Amman – Secondo le ultime analisi di Reporters Sans Frontières (RSF), il 2013 si è rivelato un anno fortemente negativo per quanto riguarda la libertà di stampa.
La qualità delle informazioni prodotte dagli organi competenti non ha soddisfatto gli standard attesi.
Alla base del problema una moltitudine di fattori: per quello che riguarda l’occidente, i colpi di coda della recente crisi globale, hanno rivelato meccanismi di difesa e chiusura dei vari Stati, a scapito di una reale informazione di qualità.
«La libertà di informare è troppo spesso sacrificata da una ampia e discrezionale interpretazione dell’interesse nazionale, discostandosi dunque da basilari pratiche democratiche», si legge nel rapporto dell’organizzazione.
La maglia nera, nella classifica, è stata assegnata al Medio Oriente, che vede i suoi maggiori Stati oltre la centesima posizione.

La Siria, in particolare, con 130 operatori stampa fra cameraman, reporter, inviati e tecnici, uccisi durante il conflitto dal 2011 ad oggi, si conferma il posto più rischioso in cui esercitare la professione.
L’Iraq, dopo il passaggio dei poteri avvenuto di recente fra Washington e Baghdad, ha visto ostacolare la libertà di espressione in maniera esponenziale, fino a rendere impossibile il lavoro dei giornalisti nelle aree occidentali del Paese.
Anche Beirut, nonostante il Paese non sia in una situazione di conflitto, non riesce a garantire alla popolazione una informazione di qualità che possa traghettare il Libano nel novero degli Stati liberi.
Yemen e Tunisia vivono gli stessi problemi.
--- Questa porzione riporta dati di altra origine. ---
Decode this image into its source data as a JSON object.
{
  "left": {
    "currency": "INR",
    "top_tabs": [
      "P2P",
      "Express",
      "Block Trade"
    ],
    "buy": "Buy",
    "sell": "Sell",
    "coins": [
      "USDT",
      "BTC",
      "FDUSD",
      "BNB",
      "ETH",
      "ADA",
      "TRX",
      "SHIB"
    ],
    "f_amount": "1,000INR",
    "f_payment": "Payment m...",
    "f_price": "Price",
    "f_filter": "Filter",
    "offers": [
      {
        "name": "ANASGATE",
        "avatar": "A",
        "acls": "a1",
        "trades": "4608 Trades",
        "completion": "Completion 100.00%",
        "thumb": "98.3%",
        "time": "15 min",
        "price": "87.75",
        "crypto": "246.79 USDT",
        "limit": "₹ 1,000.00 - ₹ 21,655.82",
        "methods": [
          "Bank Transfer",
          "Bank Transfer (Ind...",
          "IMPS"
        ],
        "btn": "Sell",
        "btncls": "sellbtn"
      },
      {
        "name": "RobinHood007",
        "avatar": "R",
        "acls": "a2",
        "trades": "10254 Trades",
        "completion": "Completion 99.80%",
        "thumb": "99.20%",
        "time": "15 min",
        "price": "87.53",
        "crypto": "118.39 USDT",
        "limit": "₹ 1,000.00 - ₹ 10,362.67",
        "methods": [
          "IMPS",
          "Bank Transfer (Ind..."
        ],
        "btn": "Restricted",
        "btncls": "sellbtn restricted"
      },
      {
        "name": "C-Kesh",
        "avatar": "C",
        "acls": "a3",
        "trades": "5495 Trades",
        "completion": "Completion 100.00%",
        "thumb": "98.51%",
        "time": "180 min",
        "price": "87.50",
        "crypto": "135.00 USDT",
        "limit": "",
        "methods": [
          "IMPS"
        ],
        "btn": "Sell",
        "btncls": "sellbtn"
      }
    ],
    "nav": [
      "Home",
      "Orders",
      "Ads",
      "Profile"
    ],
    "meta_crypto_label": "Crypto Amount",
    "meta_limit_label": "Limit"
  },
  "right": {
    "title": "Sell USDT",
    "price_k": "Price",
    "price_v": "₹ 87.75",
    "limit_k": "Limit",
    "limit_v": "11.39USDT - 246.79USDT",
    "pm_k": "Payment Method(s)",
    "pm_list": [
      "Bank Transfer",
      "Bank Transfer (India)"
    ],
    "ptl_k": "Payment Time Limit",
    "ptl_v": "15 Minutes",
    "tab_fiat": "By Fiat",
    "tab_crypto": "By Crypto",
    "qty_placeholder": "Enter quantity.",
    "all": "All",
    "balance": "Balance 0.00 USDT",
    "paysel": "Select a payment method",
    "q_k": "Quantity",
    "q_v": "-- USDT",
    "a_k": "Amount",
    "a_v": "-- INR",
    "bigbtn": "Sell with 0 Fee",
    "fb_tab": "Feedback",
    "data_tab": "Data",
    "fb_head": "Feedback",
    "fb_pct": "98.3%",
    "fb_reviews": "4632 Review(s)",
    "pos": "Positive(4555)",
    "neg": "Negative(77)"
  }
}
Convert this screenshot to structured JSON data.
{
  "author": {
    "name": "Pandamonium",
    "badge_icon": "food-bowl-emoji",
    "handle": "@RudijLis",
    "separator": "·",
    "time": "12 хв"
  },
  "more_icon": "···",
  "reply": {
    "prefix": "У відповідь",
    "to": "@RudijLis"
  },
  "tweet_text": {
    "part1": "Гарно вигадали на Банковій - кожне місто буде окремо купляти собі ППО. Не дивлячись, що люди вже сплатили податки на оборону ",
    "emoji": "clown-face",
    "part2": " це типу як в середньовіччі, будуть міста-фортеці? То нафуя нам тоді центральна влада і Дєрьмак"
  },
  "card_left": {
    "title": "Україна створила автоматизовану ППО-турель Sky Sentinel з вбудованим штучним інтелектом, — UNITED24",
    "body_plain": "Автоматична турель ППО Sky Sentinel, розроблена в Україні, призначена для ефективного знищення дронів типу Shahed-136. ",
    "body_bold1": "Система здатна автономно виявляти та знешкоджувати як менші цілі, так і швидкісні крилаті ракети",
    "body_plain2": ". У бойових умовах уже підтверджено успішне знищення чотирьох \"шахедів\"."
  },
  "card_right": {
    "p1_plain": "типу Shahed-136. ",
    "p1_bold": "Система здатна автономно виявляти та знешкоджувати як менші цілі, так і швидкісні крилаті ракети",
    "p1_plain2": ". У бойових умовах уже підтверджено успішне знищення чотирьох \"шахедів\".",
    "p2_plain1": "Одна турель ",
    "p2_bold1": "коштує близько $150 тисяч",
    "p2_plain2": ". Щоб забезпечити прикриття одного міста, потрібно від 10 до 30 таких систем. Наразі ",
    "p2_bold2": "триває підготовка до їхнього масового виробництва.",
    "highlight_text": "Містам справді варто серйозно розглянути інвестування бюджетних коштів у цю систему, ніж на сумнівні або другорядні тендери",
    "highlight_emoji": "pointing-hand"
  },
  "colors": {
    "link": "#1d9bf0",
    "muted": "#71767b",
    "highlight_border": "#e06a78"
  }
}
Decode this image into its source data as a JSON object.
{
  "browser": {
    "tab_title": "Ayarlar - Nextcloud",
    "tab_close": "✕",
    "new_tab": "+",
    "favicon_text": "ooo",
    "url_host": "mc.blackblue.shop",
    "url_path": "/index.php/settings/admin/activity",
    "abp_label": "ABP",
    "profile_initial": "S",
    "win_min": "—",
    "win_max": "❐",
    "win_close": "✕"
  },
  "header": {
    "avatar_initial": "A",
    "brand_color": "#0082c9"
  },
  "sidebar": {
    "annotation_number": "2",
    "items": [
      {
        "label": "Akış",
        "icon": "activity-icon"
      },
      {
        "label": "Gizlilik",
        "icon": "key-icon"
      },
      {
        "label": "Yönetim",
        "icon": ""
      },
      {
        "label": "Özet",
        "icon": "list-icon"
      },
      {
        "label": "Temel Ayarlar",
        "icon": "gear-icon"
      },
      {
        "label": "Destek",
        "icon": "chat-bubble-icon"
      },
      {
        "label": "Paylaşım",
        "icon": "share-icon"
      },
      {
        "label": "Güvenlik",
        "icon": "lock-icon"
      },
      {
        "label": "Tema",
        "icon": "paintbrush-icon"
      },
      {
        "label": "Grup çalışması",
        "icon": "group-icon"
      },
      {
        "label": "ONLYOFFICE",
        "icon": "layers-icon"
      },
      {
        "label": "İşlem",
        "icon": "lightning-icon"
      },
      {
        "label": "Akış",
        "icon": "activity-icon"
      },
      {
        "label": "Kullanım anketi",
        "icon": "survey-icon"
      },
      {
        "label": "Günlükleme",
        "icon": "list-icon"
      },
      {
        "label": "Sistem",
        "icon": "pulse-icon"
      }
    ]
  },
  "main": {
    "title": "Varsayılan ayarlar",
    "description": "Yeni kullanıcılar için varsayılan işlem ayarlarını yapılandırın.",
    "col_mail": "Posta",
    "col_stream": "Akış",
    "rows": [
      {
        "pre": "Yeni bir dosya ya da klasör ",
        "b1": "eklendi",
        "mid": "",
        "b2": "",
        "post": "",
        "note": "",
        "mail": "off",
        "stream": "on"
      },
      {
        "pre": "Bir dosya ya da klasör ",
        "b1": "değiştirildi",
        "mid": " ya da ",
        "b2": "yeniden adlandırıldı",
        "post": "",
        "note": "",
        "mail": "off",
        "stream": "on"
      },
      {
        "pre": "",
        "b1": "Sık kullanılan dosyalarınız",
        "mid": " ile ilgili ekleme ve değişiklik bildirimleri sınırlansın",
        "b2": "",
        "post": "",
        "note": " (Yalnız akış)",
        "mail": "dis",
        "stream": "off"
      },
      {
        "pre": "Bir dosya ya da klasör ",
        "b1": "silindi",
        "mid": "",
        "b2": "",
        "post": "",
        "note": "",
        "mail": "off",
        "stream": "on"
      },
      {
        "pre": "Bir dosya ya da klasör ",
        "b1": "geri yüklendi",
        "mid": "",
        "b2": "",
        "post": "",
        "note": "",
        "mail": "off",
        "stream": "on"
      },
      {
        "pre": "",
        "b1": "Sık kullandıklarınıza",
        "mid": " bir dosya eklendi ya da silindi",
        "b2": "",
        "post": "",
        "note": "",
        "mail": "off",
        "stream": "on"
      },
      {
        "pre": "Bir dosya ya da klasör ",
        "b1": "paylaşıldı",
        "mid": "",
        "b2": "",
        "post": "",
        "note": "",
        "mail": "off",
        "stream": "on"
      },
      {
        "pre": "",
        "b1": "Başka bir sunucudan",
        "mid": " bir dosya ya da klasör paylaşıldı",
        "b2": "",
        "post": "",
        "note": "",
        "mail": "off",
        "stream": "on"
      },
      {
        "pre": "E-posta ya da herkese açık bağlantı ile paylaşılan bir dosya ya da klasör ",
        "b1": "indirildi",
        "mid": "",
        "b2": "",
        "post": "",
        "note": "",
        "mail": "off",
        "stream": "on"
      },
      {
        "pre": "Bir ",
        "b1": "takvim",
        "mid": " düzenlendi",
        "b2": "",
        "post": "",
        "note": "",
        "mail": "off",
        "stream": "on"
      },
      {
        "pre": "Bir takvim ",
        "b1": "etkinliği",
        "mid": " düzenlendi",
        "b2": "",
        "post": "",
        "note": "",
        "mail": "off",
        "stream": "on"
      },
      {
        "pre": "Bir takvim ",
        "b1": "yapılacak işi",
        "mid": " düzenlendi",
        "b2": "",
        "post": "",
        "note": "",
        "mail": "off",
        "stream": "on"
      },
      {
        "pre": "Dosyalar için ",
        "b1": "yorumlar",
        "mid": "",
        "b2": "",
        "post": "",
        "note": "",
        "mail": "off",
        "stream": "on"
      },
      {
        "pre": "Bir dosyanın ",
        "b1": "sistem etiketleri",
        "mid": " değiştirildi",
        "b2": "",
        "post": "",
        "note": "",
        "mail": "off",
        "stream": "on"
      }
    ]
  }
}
Casi particolari sono registrati in Egitto -Paese in cui la stampa ha subìto restrizione all’alternarsi dei Governi, al punto che si sono coniati neologismi quali ‘Brotherization‘ e ‘Sisification‘ per indicare l’impronta dei Governi sulla società egiziana- ed in Libia -qui sono stati  festeggiati solo pochi giorni fa i primi due anni di pubblicazione del ‘Lybia Herald’, in concomitanza con l’anniversario della rivoluzione, recentemente integrato dal supplemento ‘Lybia’s Investment Need’, rivolto agli imprenditori stranieri, che sta registrando un discreto successo ed una qualità degna di nota, nonostante il Paese nella classifica RSF occupi la 137° posizione.

Iran e Arabia Saudita, i due maggiori attori regionali, destano forti preoccupazioni per le loro capacità di censura e controllo, azioni esercitate in maniera sistematica sulla stampa, nonostante la stabilità interna.

La mancanza di obiettività non è passata inosservata fra la popolazione, che ha assistito impotente al lento degrado dei propri apparati informativi. Questo ha determinato un crollo della fiducia nella figura del giornalista, identificato, sempre più spesso, come complice con gli organismi governativi.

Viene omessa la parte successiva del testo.